Prices are extremely high right now, though, Florida’s spring crop should be ramping up production soon, says Tori Rumenik, commodity services and supply chain manager for the Florida Fruit and Vegetable Association. She highlighted why farmers are able to ask and receive high prices for their corn crop.
“I’ve talked to a couple of our handlers, and it’s all about supply and demand,” Rumenik said. “First, this is typically a lower volume part of the season anyway. It’s before we head into those big movement months in the spring. Then you compound that with that freeze in South Florida in mid-January. A significant amount of that acreage was impacted. Some growers saw yield loss, and others saw total losses. Those were the plantings that should be harvesting now.
“Supply is down. What this really means is growers that have corn to sell are having a great three weeks, but we know that’s not going to last forever.”
Temperatures dropped into the low 30s and high 20s in some areas around the Belle Glade, Florida area during the weekend of Jan. 13. It led to freeze burn damage in some of the corn, which stalled production in locations impacted by the cold temperatures.

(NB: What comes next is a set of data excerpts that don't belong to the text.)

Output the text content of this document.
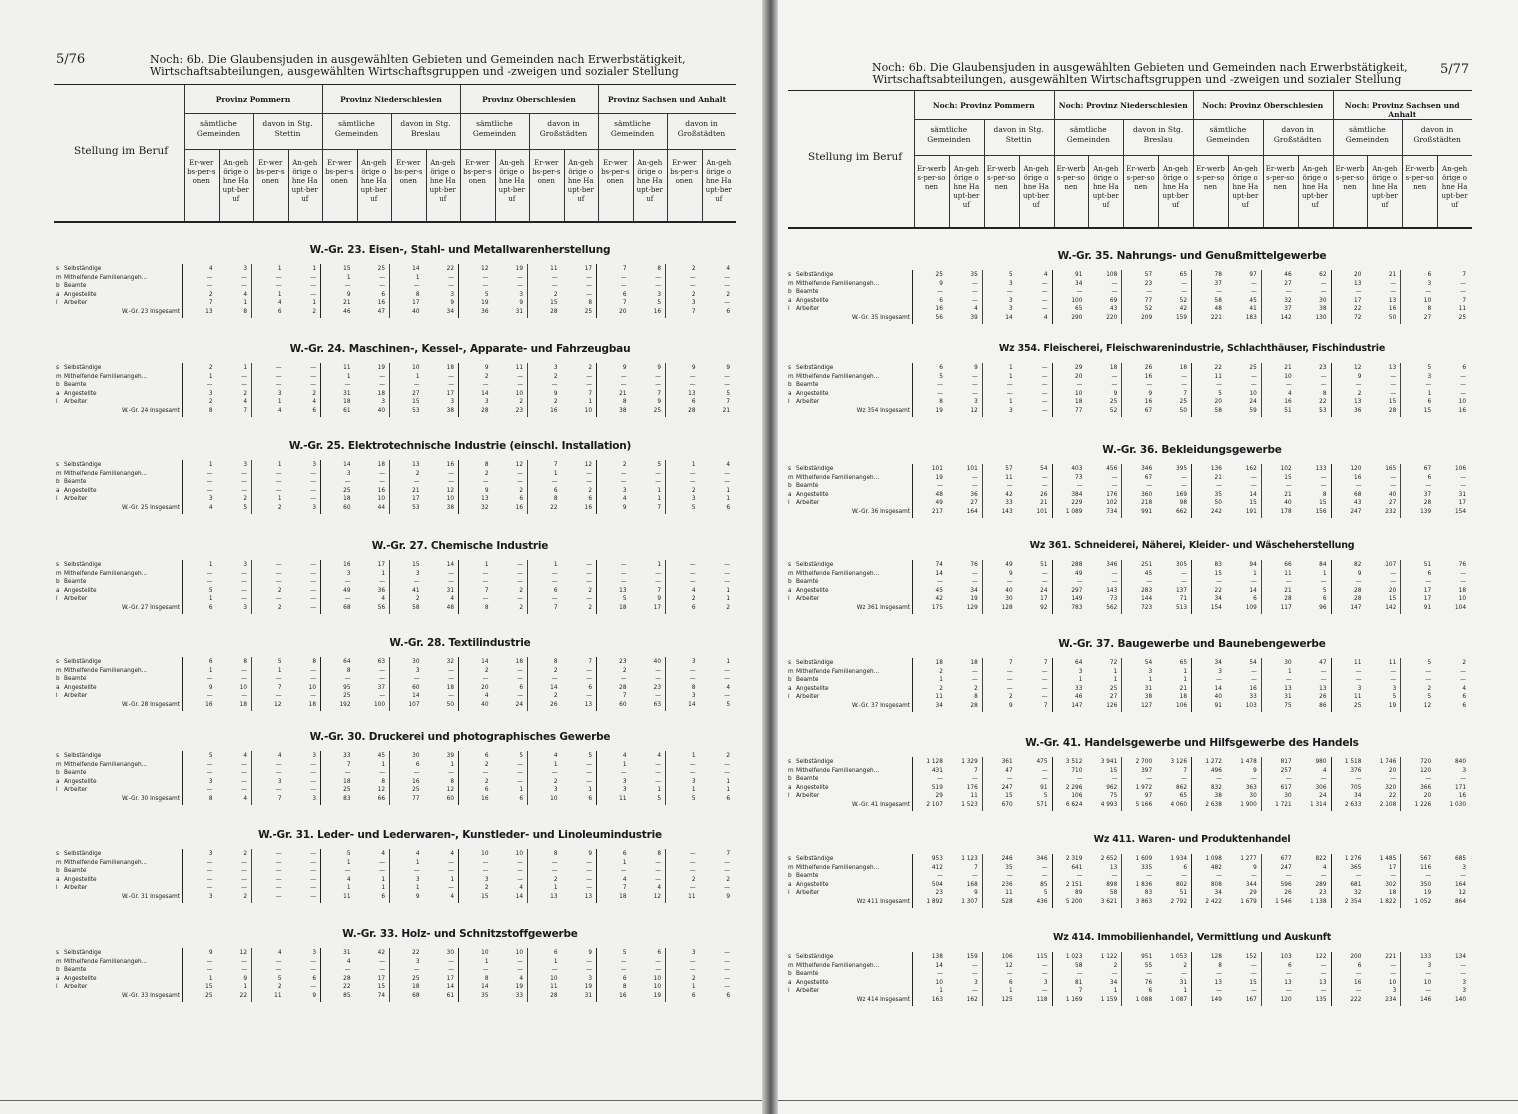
5/76	Noch: 6b. Die Glaubensjuden in ausgewählten Gebieten und Gemeinden nach Erwerbstätigkeit,
Wirtschaftsabteilungen, ausgewählten Wirtschaftsgruppen und -zweigen und sozialer Stellung
Stellung im Beruf
Provinz Pommern
sämtliche Gemeinden
Er-werbs-per-sonen
An-gehörige ohne Haupt-beruf
davon in Stg. Stettin
Er-werbs-per-sonen
An-gehörige ohne Haupt-beruf
Provinz Niederschlesien
sämtliche Gemeinden
Er-werbs-per-sonen
An-gehörige ohne Haupt-beruf
davon in Stg. Breslau
Er-werbs-per-sonen
An-gehörige ohne Haupt-beruf
Provinz Oberschlesien
sämtliche Gemeinden
Er-werbs-per-sonen
An-gehörige ohne Haupt-beruf
davon in Großstädten
Er-werbs-per-sonen
An-gehörige ohne Haupt-beruf
Provinz Sachsen und Anhalt
sämtliche Gemeinden
Er-werbs-per-sonen
An-gehörige ohne Haupt-beruf
davon in Großstädten
Er-werbs-per-sonen
An-gehörige ohne Haupt-beruf
W.-Gr. 23. Eisen-, Stahl- und Metallwarenherstellung
s Selbständige	4	3	1	1	15	25	14	22	12	19	11	17	7	8	2	4
m Mithelfende Familienangeh...	—	—	—	—	1	—	1	—	—	—	—	—	—	—	—	—
b Beamte	—	—	—	—	—	—	—	—	—	—	—	—	—	—	—	—
a Angestellte	2	4	1	—	9	6	8	3	5	3	2	—	6	3	2	2
l Arbeiter	7	1	4	1	21	16	17	9	19	9	15	8	7	5	3	—
W.-Gr. 23 Insgesamt	13	8	6	2	46	47	40	34	36	31	28	25	20	16	7	6
W.-Gr. 24. Maschinen-, Kessel-, Apparate- und Fahrzeugbau
s Selbständige	2	1	—	—	11	19	10	18	9	11	3	2	9	9	9	9
m Mithelfende Familienangeh...	1	—	—	—	1	—	1	—	2	—	2	—	—	—	—	—
b Beamte	—	—	—	—	—	—	—	—	—	—	—	—	—	—	—	—
a Angestellte	3	2	3	2	31	18	27	17	14	10	9	7	21	7	13	5
l Arbeiter	2	4	1	4	18	3	15	3	3	2	2	1	8	9	6	7
W.-Gr. 24 Insgesamt	8	7	4	6	61	40	53	38	28	23	16	10	38	25	28	21
W.-Gr. 25. Elektrotechnische Industrie (einschl. Installation)
s Selbständige	1	3	1	3	14	18	13	16	8	12	7	12	2	5	1	4
m Mithelfende Familienangeh...	—	—	—	—	3	—	2	—	2	—	1	—	—	—	—	—
b Beamte	—	—	—	—	—	—	—	—	—	—	—	—	—	—	—	—
a Angestellte	—	—	—	—	25	16	21	12	9	2	6	2	3	1	2	1
l Arbeiter	3	2	1	—	18	10	17	10	13	6	8	6	4	1	3	1
W.-Gr. 25 Insgesamt	4	5	2	3	60	44	53	38	32	16	22	16	9	7	5	6
W.-Gr. 27. Chemische Industrie
s Selbständige	1	3	—	—	16	17	15	14	1	—	1	—	—	1	—	—
m Mithelfende Familienangeh...	—	—	—	—	3	1	3	—	—	—	—	—	—	—	—	—
b Beamte	—	—	—	—	—	—	—	—	—	—	—	—	—	—	—	—
a Angestellte	5	—	2	—	49	36	41	31	7	2	6	2	13	7	4	1
l Arbeiter	1	—	—	—	—	4	2	4	—	—	—	—	5	9	2	1
W.-Gr. 27 Insgesamt	6	3	2	—	68	56	58	48	8	2	7	2	18	17	6	2
W.-Gr. 28. Textilindustrie
s Selbständige	6	8	5	8	64	63	30	32	14	18	8	7	23	40	3	1
m Mithelfende Familienangeh...	1	—	1	—	8	—	3	—	2	—	2	—	2	—	—	—
b Beamte	—	—	—	—	—	—	—	—	—	—	—	—	—	—	—	—
a Angestellte	9	10	7	10	95	37	60	18	20	6	14	6	28	23	8	4
l Arbeiter	—	—	—	—	25	—	14	—	4	—	2	—	7	—	3	—
W.-Gr. 28 Insgesamt	16	18	12	18	192	100	107	50	40	24	26	13	60	63	14	5
W.-Gr. 30. Druckerei und photographisches Gewerbe
s Selbständige	5	4	4	3	33	45	30	39	6	5	4	5	4	4	1	2
m Mithelfende Familienangeh...	—	—	—	—	7	1	6	1	2	—	1	—	1	—	—	—
b Beamte	—	—	—	—	—	—	—	—	—	—	—	—	—	—	—	—
a Angestellte	3	—	3	—	18	8	16	8	2	—	2	—	3	—	3	1
l Arbeiter	—	—	—	—	25	12	25	12	6	1	3	1	3	1	1	1
W.-Gr. 30 Insgesamt	8	4	7	3	83	66	77	60	16	6	10	6	11	5	5	6
W.-Gr. 31. Leder- und Lederwaren-, Kunstleder- und Linoleumindustrie
s Selbständige	3	2	—	—	5	4	4	4	10	10	8	9	6	8	—	7
m Mithelfende Familienangeh...	—	—	—	—	1	—	1	—	—	—	—	—	1	—	—	—
b Beamte	—	—	—	—	—	—	—	—	—	—	—	—	—	—	—	—
a Angestellte	—	—	—	—	4	1	3	1	3	—	2	—	4	—	2	2
l Arbeiter	—	—	—	—	1	1	1	—	2	4	1	—	7	4	—	—
W.-Gr. 31 Insgesamt	3	2	—	—	11	6	9	4	15	14	13	13	18	12	11	9
W.-Gr. 33. Holz- und Schnitzstoffgewerbe
s Selbständige	9	12	4	3	31	42	22	30	10	10	6	9	5	6	3	—
m Mithelfende Familienangeh...	—	—	—	—	4	—	3	—	1	—	1	—	—	—	—	—
b Beamte	—	—	—	—	—	—	—	—	—	—	—	—	—	—	—	—
a Angestellte	1	9	5	6	28	17	25	17	8	4	10	3	6	10	2	—
l Arbeiter	15	1	2	—	22	15	18	14	14	19	11	19	8	10	1	—
W.-Gr. 33 Insgesamt	25	22	11	9	85	74	68	61	35	33	28	31	16	19	6	6
5/77
Noch: 6b. Die Glaubensjuden in ausgewählten Gebieten und Gemeinden nach Erwerbstätigkeit,
Wirtschaftsabteilungen, ausgewählten Wirtschaftsgruppen und -zweigen und sozialer Stellung
Stellung im Beruf
Noch: Provinz Pommern
sämtliche Gemeinden
Er-werbs-per-sonen
An-gehörige ohne Haupt-beruf
davon in Stg. Stettin
Er-werbs-per-sonen
An-gehörige ohne Haupt-beruf
Noch: Provinz Niederschlesien
sämtliche Gemeinden
Er-werbs-per-sonen
An-gehörige ohne Haupt-beruf
davon in Stg. Breslau
Er-werbs-per-sonen
An-gehörige ohne Haupt-beruf
Noch: Provinz Oberschlesien
sämtliche Gemeinden
Er-werbs-per-sonen
An-gehörige ohne Haupt-beruf
davon in Großstädten
Er-werbs-per-sonen
An-gehörige ohne Haupt-beruf
Noch: Provinz Sachsen und Anhalt
sämtliche Gemeinden
Er-werbs-per-sonen
An-gehörige ohne Haupt-beruf
davon in Großstädten
Er-werbs-per-sonen
An-gehörige ohne Haupt-beruf
W.-Gr. 35. Nahrungs- und Genußmittelgewerbe
s Selbständige	25	35	5	4	91	108	57	65	78	97	46	62	20	21	6	7
m Mithelfende Familienangeh...	9	—	3	—	34	—	23	—	37	—	27	—	13	—	3	—
b Beamte	—	—	—	—	—	—	—	—	—	—	—	—	—	—	—	—
a Angestellte	6	—	3	—	100	69	77	52	58	45	32	30	17	13	10	7
l Arbeiter	16	4	3	—	65	43	52	42	48	41	37	38	22	16	8	11
W.-Gr. 35 Insgesamt	56	39	14	4	290	220	209	159	221	183	142	130	72	50	27	25
Wz 354. Fleischerei, Fleischwarenindustrie, Schlachthäuser, Fischindustrie
s Selbständige	6	9	1	—	29	18	26	18	22	25	21	23	12	13	5	6
m Mithelfende Familienangeh...	5	—	1	—	20	—	16	—	11	—	10	—	9	—	3	—
b Beamte	—	—	—	—	—	—	—	—	—	—	—	—	—	—	—	—
a Angestellte	—	—	—	—	10	9	9	7	5	10	4	8	2	—	1	—
l Arbeiter	8	3	1	—	18	25	16	25	20	24	16	22	13	15	6	10
Wz 354 Insgesamt	19	12	3	—	77	52	67	50	58	59	51	53	36	28	15	16
W.-Gr. 36. Bekleidungsgewerbe
s Selbständige	101	101	57	54	403	456	346	395	136	162	102	133	120	165	67	106
m Mithelfende Familienangeh...	19	—	11	—	73	—	67	—	21	—	15	—	16	—	6	—
b Beamte	—	—	—	—	—	—	—	—	—	—	—	—	—	—	—	—
a Angestellte	48	36	42	26	384	176	360	169	35	14	21	8	68	40	37	31
l Arbeiter	49	27	33	21	229	102	218	98	50	15	40	15	43	27	28	17
W.-Gr. 36 Insgesamt	217	164	143	101	1 089	734	991	662	242	191	178	156	247	232	139	154
Wz 361. Schneiderei, Näherei, Kleider- und Wäscheherstellung
s Selbständige	74	76	49	51	288	346	251	305	83	94	66	84	82	107	51	76
m Mithelfende Familienangeh...	14	—	9	—	49	—	45	—	15	1	11	1	9	—	6	—
b Beamte	—	—	—	—	—	—	—	—	—	—	—	—	—	—	—	—
a Angestellte	45	34	40	24	297	143	283	137	22	14	21	5	28	20	17	18
l Arbeiter	42	19	30	17	149	73	144	71	34	6	28	6	28	15	17	10
Wz 361 Insgesamt	175	129	128	92	783	562	723	513	154	109	117	96	147	142	91	104
W.-Gr. 37. Baugewerbe und Baunebengewerbe
s Selbständige	18	18	7	7	64	72	54	65	34	54	30	47	11	11	5	2
m Mithelfende Familienangeh...	2	—	—	—	3	1	3	1	3	—	1	—	—	—	—	—
b Beamte	1	—	—	—	1	1	1	1	—	—	—	—	—	—	—	—
a Angestellte	2	2	—	—	33	25	31	21	14	16	13	13	3	3	2	4
l Arbeiter	11	8	2	—	46	27	38	18	40	33	31	26	11	5	5	6
W.-Gr. 37 Insgesamt	34	28	9	7	147	126	127	106	91	103	75	86	25	19	12	6
W.-Gr. 41. Handelsgewerbe und Hilfsgewerbe des Handels
s Selbständige	1 128	1 329	361	475	3 512	3 941	2 700	3 126	1 272	1 478	817	980	1 518	1 746	720	840
m Mithelfende Familienangeh...	431	7	47	—	710	15	397	7	496	9	257	4	376	20	120	3
b Beamte	—	—	—	—	—	—	—	—	—	—	—	—	—	—	—	—
a Angestellte	519	176	247	91	2 296	962	1 972	862	832	363	617	306	705	320	366	171
l Arbeiter	29	11	15	5	106	75	97	65	38	30	30	24	34	22	20	16
W.-Gr. 41 Insgesamt	2 107	1 523	670	571	6 624	4 993	5 166	4 060	2 638	1 900	1 721	1 314	2 633	2 108	1 226	1 030
Wz 411. Waren- und Produktenhandel
s Selbständige	953	1 123	246	346	2 319	2 652	1 609	1 934	1 098	1 277	677	822	1 276	1 485	567	685
m Mithelfende Familienangeh...	412	7	35	—	641	13	335	6	482	9	247	4	365	17	116	3
b Beamte	—	—	—	—	—	—	—	—	—	—	—	—	—	—	—	—
a Angestellte	504	168	236	85	2 151	898	1 836	802	808	344	596	289	681	302	350	164
l Arbeiter	23	9	11	5	89	58	83	51	34	29	26	23	32	18	19	12
Wz 411 Insgesamt	1 892	1 307	528	436	5 200	3 621	3 863	2 792	2 422	1 679	1 546	1 138	2 354	1 822	1 052	864
Wz 414. Immobilienhandel, Vermittlung und Auskunft
s Selbständige	138	159	106	115	1 023	1 122	951	1 053	128	152	103	122	200	221	133	134
m Mithelfende Familienangeh...	14	—	12	—	58	2	55	2	8	—	6	—	6	—	3	—
b Beamte	—	—	—	—	—	—	—	—	—	—	—	—	—	—	—	—
a Angestellte	10	3	6	3	81	34	76	31	13	15	13	13	16	10	10	3
l Arbeiter	1	—	1	—	7	1	6	1	—	—	—	—	—	3	—	3
Wz 414 Insgesamt	163	162	125	118	1 169	1 159	1 088	1 087	149	167	120	135	222	234	146	140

But as Rumenik pointed out, the current dry spell for sweet corn production will not last forever.
“We know volume is coming. Again, we had some of those losses from the freeze in January, so we expected the bulk might be delayed a few weeks or so from normal. But we should start seeing moderate shipping increases the first few weeks of March, and things will really ramp up around Easter and push through Memorial Day,” Rumenik said.
Sweet corn production is held in Florida from November through May. It is too hot during the summer for production. Though volume is decreased this time of year, there is a winter season for the state’s growers.